Break out the net gun and fuel up the chopper, it's time to capture some bighorn sheep in New Mexico.
Somewhere out in the middle of the Palencio Mountains, New Mexico Game and Fish Wardens are airborne in search of pregnant bighorn sheep. Their mission is to capture pregnant ewes, plant radio transmitters within them, and then place radio collars on newborn sheep after birth.
Ride along with the team as they gear up to capture bighorn sheep in the mountains.
This particular program had a 90 percent success rate and allowed New Mexico Game & Fish to monitor the herd population and travel patterns of sheep for research and restoration purposes.

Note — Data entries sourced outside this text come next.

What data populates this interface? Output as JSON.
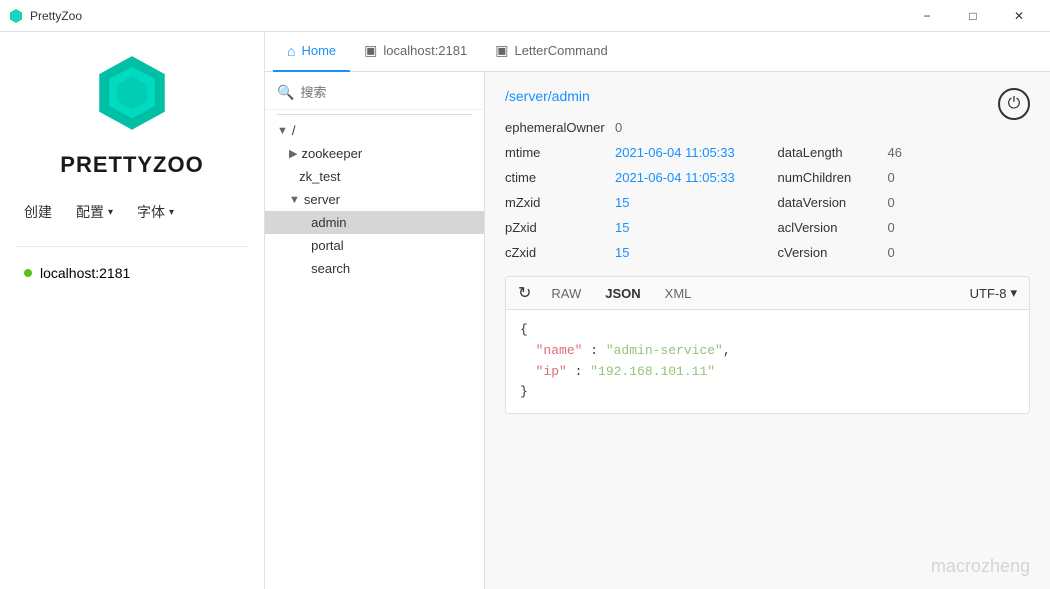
{
  "titlebar": {
    "title": "PrettyZoo",
    "minimize_label": "−",
    "maximize_label": "□",
    "close_label": "✕"
  },
  "sidebar": {
    "logo_text": "PRETTYZOO",
    "actions": {
      "create": "创建",
      "config": "配置",
      "config_arrow": "▾",
      "font": "字体",
      "font_arrow": "▾"
    },
    "server": {
      "name": "localhost:2181"
    }
  },
  "tabs": [
    {
      "id": "home",
      "label": "Home",
      "icon": "⌂",
      "active": true
    },
    {
      "id": "localhost",
      "label": "localhost:2181",
      "icon": "▣",
      "active": false
    },
    {
      "id": "letter",
      "label": "LetterCommand",
      "icon": "▣",
      "active": false
    }
  ],
  "search": {
    "placeholder": "搜索"
  },
  "tree": {
    "nodes": [
      {
        "label": "/",
        "indent": 0,
        "arrow": "▼",
        "type": "expanded"
      },
      {
        "label": "zookeeper",
        "indent": 1,
        "arrow": "▶",
        "type": "collapsed"
      },
      {
        "label": "zk_test",
        "indent": 1,
        "arrow": "",
        "type": "leaf"
      },
      {
        "label": "server",
        "indent": 1,
        "arrow": "▼",
        "type": "expanded"
      },
      {
        "label": "admin",
        "indent": 2,
        "arrow": "",
        "type": "selected"
      },
      {
        "label": "portal",
        "indent": 2,
        "arrow": "",
        "type": "leaf"
      },
      {
        "label": "search",
        "indent": 2,
        "arrow": "",
        "type": "leaf"
      }
    ]
  },
  "detail": {
    "path": "/server/admin",
    "properties": {
      "ephemeralOwner_label": "ephemeralOwner",
      "ephemeralOwner_value": "0",
      "mtime_label": "mtime",
      "mtime_value": "2021-06-04 11:05:33",
      "dataLength_label": "dataLength",
      "dataLength_value": "46",
      "ctime_label": "ctime",
      "ctime_value": "2021-06-04 11:05:33",
      "numChildren_label": "numChildren",
      "numChildren_value": "0",
      "mZxid_label": "mZxid",
      "mZxid_value": "15",
      "dataVersion_label": "dataVersion",
      "dataVersion_value": "0",
      "pZxid_label": "pZxid",
      "pZxid_value": "15",
      "aclVersion_label": "aclVersion",
      "aclVersion_value": "0",
      "cZxid_label": "cZxid",
      "cZxid_value": "15",
      "cVersion_label": "cVersion",
      "cVersion_value": "0"
    },
    "editor": {
      "format_raw": "RAW",
      "format_json": "JSON",
      "format_xml": "XML",
      "encoding": "UTF-8",
      "encoding_arrow": "▾",
      "content_line1": "{",
      "content_line2_key": "\"name\"",
      "content_line2_colon": " : ",
      "content_line2_value": "\"admin-service\"",
      "content_line2_comma": ",",
      "content_line3_key": "\"ip\"",
      "content_line3_colon": " : ",
      "content_line3_value": "\"192.168.101.11\"",
      "content_line4": "}"
    }
  },
  "watermark": "macrozheng"
}
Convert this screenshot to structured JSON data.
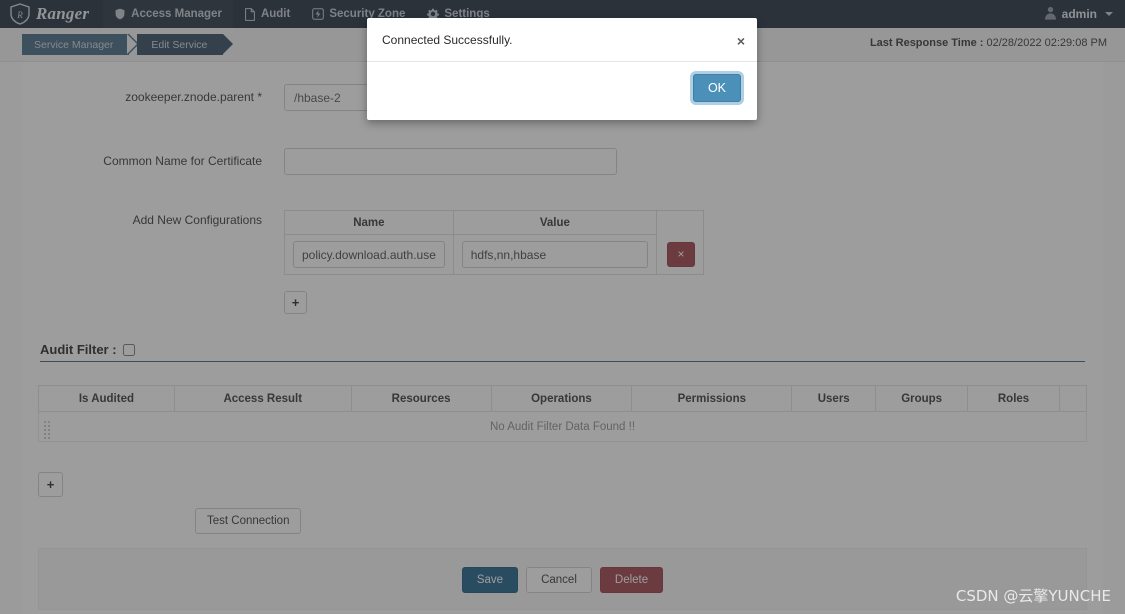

By 1980, less than 70 desert bighorns existed across the entire state, which prompted a massive restoration program to help bring back the species. Over the last several years, New Mexico Game & Fish have increased management efforts and predator control to help grow the population statewide and in 2011, the sheep population had been successfully restored to such a healthy population that they were removed from the New Mexico endangered species list.
For the 2015 hunting season, the department of Game & Fish estimated that it would be able to offer 36 bighorn ram tags to hunters. 20 of those tags would be for desert bighorn rams, an increase of 19 from the prior year.
It's because of successful conservation programs like this one that species across the country are able to be brought back to such healthy numbers and can be removed the from endangered species lists.